Entries linking to cruciverbalist
crux n.
1814, "a cross," from Latin crux "cross," a word of uncertain origin. Sometimes said to be cognate with Irish cruach "heap, hill," Gaulish *krouka "summit," Old Norse hryggr "backbone," Old English hrycg "back." But de Vaan is suspicious:
The Celtic and Gm. forms are often reconstructed as *kr(e)u-k-, but we find vacillating vocalism within Gm.; also, the meanings 'backbone' and 'heap' are not necessarily connected. Even if the words in *kruk- from Latin and Italo-Celtic belong together, the root structure does not look PIE (and a root enlargement k is unknown), and might be interpreted as a non-IE substratum word borrowed into Italo-Celtic. But Latin may also just have borrowed the word from a contemporary language.
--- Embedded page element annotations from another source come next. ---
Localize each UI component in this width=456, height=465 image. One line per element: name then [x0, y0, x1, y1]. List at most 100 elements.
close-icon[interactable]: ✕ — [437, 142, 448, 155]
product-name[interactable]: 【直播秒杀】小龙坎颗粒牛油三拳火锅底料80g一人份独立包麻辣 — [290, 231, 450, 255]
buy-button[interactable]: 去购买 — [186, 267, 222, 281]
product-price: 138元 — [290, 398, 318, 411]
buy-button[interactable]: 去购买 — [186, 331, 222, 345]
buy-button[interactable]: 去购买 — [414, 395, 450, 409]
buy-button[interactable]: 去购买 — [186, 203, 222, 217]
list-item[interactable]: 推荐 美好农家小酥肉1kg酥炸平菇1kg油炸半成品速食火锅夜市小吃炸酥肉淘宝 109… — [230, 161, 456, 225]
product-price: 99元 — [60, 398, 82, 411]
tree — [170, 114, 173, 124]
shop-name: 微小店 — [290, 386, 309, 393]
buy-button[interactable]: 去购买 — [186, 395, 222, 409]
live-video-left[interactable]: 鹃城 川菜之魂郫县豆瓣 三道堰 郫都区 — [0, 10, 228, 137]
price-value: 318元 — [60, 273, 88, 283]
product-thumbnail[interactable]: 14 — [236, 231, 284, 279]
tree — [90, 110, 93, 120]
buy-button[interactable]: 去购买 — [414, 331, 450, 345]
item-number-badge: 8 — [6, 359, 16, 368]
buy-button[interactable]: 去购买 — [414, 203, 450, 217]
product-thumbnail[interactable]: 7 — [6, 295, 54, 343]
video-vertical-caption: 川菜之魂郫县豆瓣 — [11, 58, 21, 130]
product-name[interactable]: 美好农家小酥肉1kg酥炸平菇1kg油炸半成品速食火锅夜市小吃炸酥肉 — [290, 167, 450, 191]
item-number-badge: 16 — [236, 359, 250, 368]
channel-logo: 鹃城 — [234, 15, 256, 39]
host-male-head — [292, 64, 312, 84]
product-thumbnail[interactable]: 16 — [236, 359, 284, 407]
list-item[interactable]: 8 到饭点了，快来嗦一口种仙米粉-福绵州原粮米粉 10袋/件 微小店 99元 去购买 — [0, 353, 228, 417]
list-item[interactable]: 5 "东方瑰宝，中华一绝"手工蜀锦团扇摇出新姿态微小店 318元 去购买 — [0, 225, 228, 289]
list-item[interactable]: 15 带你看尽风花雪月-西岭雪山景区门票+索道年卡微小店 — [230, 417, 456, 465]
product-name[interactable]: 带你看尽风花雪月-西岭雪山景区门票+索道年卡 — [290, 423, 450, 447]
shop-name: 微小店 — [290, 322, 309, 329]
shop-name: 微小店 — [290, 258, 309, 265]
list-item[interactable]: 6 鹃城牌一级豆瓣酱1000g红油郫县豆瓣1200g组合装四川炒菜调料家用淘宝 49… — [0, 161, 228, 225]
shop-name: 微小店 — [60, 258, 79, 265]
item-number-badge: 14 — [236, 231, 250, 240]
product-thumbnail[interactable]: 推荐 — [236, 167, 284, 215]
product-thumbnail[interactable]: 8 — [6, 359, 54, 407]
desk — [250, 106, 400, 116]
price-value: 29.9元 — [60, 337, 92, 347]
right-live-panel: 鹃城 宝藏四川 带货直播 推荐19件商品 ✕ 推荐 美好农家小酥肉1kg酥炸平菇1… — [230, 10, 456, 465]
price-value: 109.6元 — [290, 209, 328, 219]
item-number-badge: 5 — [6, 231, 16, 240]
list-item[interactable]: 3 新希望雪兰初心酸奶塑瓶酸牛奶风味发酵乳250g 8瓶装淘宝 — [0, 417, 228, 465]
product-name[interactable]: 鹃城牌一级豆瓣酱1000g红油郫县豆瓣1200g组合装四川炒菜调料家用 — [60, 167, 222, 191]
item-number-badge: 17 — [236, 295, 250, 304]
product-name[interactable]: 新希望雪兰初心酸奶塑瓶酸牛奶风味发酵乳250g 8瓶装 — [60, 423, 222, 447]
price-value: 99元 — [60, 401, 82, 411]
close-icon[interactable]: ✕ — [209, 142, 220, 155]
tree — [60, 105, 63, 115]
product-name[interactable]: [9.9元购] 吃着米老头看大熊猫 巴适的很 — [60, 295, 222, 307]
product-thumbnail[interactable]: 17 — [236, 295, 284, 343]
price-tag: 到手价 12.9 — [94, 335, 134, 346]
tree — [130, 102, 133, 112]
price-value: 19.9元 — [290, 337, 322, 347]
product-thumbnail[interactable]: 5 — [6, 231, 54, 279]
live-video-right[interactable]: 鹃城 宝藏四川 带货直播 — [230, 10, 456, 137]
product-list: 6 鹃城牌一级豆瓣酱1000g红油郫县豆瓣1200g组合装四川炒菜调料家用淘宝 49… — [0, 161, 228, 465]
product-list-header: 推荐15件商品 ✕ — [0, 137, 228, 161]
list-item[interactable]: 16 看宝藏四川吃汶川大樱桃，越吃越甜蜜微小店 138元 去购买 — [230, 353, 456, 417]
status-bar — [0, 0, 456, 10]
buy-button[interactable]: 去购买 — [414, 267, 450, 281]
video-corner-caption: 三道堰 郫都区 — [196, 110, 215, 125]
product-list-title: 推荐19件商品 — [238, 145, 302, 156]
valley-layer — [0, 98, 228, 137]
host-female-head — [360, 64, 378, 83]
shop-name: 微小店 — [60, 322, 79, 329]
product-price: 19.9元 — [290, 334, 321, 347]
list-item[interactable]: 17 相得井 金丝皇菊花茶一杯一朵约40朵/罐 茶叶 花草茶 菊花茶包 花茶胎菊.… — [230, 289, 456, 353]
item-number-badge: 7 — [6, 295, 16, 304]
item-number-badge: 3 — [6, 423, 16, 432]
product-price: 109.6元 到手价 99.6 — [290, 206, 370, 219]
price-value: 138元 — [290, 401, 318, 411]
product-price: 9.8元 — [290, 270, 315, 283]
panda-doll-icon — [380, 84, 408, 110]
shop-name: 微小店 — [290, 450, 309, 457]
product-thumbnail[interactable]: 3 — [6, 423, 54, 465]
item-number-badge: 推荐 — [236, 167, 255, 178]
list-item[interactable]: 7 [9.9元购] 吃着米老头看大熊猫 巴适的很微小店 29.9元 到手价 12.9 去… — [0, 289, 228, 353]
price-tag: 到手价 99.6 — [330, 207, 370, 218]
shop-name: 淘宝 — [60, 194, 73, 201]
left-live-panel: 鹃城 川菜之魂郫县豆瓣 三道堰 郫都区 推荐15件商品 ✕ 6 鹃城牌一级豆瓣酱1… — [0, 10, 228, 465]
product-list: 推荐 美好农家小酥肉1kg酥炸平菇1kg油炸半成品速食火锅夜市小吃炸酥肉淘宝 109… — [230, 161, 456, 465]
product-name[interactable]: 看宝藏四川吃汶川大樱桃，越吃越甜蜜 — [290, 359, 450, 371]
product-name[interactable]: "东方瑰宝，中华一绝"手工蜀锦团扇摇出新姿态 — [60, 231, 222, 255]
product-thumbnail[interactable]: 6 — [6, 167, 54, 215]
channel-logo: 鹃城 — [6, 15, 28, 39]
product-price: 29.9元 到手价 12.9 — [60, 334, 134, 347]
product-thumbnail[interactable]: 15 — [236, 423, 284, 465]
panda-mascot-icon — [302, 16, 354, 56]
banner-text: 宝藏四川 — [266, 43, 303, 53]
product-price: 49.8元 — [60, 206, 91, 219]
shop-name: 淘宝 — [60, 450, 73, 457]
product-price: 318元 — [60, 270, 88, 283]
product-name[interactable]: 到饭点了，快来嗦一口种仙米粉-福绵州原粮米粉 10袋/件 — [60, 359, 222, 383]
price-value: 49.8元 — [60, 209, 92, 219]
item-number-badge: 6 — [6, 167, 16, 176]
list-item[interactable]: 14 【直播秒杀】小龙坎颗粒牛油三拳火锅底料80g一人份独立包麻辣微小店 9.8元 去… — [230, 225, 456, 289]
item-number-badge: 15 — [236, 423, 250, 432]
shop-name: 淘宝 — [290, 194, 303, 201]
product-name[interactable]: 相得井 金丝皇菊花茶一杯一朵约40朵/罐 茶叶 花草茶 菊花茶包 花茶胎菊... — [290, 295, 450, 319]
The figurative use for "a central difficulty" (1718) is older in English than the literal sense; perhaps it is from Latin crux interpretum "a point in a text that is impossible to interpret," the literal meaning of which is something like "crossroads of interpreters." But Century Dictionary ascribes it to "the cross as an instrument of torture; hence anything that puzzles or vexes in a high degree ...." Extended sense of "central point" is attested by 1888.
verb n.
"a word that asserts or declares; that part of speech of which the office is predication, and which, either alone or with various modifiers or adjuncts, combines with a subject to make a sentence" [Century Dictionary], late 14c., from Old French verbe "word; word of God; saying; part of speech that expresses action or being" (12c.) and directly from Latin verbum "verb," originally "a word," from PIE root *were- (3) "to speak" (source also of Avestan urvata- "command;" Sanskrit vrata- "command, vow;" Greek rhētōr "public speaker," rhetra "agreement, covenant," eirein "to speak, say;" Hittite weriga- "call, summon;" Lithuanian vardas "name;" Gothic waurd, Old English word "word").